Much of the financial conversation is around what different generations are doing wrong when it comes to money management. Principal Financial Group wanted to look at people who were making good decisions to see what they were doing to move the needle on financial security.
Super savers are willing to “make modest impacts on their standards of living today and those impacts will have a huge implication on their standard of living 20 to 30 years from now,” Patterson says. “These people made positive, sometimes hard sacrifices, earlier,” Patterson says. “If there is one flag we try to wave hard when we talk to young savers it is the importance of saving more, earlier.”
And that is exactly what these super savers are doing.
One of the more surprising findings from the Principal study was that “nearly 20% of these savers were carrying six figure student loan debt and yet they were still taking these hard, positive steps to balance saving and paying down debt at the same time,” he adds.

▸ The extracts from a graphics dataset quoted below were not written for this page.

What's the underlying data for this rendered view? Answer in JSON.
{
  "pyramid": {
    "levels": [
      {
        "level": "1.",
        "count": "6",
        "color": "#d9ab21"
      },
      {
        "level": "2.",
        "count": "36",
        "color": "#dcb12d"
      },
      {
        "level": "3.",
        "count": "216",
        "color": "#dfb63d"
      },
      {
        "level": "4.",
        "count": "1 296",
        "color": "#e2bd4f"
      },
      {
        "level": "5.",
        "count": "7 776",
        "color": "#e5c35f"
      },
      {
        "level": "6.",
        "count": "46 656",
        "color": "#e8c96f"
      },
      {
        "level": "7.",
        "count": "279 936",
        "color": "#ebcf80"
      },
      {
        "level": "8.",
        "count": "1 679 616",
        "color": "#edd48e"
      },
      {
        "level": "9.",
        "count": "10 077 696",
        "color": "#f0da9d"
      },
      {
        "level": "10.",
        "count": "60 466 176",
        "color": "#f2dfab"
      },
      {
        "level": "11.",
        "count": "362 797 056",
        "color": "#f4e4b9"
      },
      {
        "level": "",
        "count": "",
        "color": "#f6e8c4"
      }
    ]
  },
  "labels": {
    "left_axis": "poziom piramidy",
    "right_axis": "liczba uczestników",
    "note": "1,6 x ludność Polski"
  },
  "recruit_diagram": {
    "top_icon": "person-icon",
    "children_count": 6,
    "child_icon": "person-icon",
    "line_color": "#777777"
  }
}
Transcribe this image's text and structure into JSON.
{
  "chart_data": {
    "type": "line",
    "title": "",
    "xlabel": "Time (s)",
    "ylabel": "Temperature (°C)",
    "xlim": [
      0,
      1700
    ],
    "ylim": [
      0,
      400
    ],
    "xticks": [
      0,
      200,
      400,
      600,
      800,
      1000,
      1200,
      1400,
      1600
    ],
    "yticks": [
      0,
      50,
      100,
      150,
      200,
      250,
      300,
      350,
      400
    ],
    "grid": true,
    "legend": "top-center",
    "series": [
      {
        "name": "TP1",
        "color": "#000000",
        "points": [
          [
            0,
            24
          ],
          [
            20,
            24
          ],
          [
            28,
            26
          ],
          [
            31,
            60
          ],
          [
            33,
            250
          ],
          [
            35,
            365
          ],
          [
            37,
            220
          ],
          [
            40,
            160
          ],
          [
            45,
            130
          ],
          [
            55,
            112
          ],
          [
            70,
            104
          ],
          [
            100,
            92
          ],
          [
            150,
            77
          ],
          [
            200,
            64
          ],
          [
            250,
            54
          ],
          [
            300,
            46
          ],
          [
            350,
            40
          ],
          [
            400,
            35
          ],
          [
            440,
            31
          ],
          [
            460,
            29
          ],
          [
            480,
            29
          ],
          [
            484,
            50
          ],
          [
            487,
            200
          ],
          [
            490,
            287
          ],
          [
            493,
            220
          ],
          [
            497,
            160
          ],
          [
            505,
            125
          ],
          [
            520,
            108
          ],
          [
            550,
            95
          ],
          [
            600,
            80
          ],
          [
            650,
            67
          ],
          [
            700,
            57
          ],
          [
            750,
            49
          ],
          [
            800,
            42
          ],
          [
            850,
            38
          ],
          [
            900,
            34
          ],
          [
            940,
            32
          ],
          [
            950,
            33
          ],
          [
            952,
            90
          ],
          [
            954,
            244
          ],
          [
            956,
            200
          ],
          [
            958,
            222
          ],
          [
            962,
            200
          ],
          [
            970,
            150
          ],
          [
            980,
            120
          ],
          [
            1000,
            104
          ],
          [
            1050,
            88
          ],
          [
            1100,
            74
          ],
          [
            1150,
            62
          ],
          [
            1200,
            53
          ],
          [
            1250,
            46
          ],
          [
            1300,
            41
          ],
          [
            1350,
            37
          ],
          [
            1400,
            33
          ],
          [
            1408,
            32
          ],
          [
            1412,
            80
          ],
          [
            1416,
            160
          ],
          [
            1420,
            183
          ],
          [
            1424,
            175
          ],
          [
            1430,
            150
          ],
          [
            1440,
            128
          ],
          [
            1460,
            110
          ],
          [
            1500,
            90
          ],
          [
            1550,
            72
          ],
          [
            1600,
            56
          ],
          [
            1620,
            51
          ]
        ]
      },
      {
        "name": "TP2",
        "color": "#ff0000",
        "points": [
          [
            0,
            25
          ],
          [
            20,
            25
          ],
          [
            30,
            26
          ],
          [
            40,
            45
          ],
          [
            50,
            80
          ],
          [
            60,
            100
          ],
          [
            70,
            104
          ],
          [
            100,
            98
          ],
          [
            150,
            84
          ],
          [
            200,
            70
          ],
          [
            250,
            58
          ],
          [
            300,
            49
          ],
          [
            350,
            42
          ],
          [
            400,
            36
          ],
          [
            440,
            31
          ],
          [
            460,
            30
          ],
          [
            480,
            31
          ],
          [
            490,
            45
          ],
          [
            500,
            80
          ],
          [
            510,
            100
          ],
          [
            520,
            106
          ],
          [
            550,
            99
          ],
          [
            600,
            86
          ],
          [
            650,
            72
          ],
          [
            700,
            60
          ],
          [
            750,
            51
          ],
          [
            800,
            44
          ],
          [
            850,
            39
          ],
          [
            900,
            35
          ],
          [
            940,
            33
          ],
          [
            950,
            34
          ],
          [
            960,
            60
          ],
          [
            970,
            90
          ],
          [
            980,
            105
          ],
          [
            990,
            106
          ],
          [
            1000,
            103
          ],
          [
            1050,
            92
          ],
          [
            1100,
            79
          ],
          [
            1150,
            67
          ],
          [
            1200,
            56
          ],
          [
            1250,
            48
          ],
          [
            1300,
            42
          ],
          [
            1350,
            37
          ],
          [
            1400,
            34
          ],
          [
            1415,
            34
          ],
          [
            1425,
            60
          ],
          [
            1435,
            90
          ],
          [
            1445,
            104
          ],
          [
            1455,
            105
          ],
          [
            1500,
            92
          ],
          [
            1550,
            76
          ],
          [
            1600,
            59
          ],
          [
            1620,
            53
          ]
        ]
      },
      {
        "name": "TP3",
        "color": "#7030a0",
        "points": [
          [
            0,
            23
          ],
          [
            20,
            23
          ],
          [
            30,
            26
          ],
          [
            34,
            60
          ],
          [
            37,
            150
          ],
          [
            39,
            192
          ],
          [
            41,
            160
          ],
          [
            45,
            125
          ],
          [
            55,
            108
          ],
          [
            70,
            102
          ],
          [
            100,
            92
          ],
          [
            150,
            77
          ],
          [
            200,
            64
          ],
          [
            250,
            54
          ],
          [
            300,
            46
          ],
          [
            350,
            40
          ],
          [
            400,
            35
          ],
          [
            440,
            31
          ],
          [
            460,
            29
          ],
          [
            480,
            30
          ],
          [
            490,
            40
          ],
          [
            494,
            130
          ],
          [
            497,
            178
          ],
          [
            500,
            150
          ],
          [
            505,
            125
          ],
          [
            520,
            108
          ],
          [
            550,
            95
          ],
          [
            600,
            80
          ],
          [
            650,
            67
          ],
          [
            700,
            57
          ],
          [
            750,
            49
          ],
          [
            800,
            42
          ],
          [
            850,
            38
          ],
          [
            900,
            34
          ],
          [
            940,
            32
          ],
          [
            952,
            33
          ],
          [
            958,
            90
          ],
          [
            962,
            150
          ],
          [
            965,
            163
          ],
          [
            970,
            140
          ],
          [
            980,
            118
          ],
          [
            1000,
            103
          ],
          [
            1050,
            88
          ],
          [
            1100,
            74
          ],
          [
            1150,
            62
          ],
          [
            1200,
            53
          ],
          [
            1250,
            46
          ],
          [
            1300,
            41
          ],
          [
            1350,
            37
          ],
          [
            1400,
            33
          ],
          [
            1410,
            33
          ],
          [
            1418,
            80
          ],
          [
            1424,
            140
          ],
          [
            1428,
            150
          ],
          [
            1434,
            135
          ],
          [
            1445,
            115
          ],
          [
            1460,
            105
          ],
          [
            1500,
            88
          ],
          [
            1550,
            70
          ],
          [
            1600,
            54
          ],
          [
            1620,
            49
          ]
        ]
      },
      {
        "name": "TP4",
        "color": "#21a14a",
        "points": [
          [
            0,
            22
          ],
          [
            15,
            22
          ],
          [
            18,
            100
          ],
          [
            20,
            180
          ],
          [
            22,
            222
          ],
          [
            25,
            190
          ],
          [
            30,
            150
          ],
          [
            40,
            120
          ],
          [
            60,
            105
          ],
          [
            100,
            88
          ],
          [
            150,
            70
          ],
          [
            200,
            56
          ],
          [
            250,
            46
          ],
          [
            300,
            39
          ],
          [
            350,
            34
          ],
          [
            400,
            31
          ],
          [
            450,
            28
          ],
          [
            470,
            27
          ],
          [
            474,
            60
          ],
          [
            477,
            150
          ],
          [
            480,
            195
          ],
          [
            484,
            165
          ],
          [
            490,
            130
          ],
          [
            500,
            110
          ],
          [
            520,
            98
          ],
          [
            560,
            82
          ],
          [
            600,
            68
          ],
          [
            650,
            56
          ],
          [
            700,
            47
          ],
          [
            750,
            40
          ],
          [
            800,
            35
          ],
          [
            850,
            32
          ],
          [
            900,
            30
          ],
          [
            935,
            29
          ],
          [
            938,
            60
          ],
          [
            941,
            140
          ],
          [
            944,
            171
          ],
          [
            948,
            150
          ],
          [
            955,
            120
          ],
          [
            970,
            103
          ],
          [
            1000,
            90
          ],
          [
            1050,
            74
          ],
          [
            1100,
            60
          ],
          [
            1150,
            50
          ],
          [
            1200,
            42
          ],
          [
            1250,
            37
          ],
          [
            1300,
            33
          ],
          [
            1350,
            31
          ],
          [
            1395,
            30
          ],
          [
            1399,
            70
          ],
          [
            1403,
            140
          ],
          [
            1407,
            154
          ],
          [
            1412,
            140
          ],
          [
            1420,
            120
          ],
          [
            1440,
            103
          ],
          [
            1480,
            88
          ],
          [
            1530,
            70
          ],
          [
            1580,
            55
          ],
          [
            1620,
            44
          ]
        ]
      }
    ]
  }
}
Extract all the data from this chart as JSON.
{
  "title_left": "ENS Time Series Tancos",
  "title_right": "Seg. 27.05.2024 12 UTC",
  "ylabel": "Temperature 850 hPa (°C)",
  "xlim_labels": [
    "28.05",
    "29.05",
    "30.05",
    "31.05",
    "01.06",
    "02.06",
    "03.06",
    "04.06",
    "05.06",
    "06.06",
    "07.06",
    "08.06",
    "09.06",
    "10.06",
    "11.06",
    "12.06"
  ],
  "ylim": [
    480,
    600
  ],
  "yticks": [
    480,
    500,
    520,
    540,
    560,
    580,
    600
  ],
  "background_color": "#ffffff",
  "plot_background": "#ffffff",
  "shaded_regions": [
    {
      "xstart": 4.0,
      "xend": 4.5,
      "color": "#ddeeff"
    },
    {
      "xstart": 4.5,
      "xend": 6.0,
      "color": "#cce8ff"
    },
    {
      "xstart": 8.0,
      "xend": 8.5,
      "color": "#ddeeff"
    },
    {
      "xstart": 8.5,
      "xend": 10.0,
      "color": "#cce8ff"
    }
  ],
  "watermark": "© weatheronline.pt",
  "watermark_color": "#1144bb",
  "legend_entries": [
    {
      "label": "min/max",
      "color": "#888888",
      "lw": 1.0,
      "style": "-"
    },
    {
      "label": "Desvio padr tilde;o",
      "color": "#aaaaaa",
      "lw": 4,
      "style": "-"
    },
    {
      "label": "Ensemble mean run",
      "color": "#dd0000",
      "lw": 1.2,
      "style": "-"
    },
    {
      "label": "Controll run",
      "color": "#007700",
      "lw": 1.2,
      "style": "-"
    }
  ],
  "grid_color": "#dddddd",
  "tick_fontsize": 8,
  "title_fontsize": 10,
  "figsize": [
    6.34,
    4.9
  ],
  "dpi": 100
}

More than 2,400 super savers were surveyed between the ages of 23 and 51.
What else makes them super savers? According to Principal, they take fewer vacations, drive old cars and buy smaller homes than they would like.
“It is the kind of stuff we were coached to do growing up,” Patterson says. “Sometimes we lose sight of that.” He believes these people are being thoughtful, long-term thinking and practical.
The one question Principal Financial Group did not ask respondents was why they are doing this.
“One of the things that is happening with millennials is that they are being painted with this brush that all of them spend all their money on Kombucha juice and live in their parents’ basement and use student loan debt as a reason why they are not financially responsible,” he says.
But Principal found many responsible millennials who are taking positive steps to put themselves in a better place down the road.
He adds that some of the stereotypes about millennials are true but “plenty of millennials are doing everything they need to do given the difficult journey they will have, given how many jobs they are going to have.” Defined benefit pension plans are going away and Social Security may play a smaller role in their retirement.
“Plenty of millennials get that,” Patterson says. “They aren’t taking anything for granted and are saving right away.”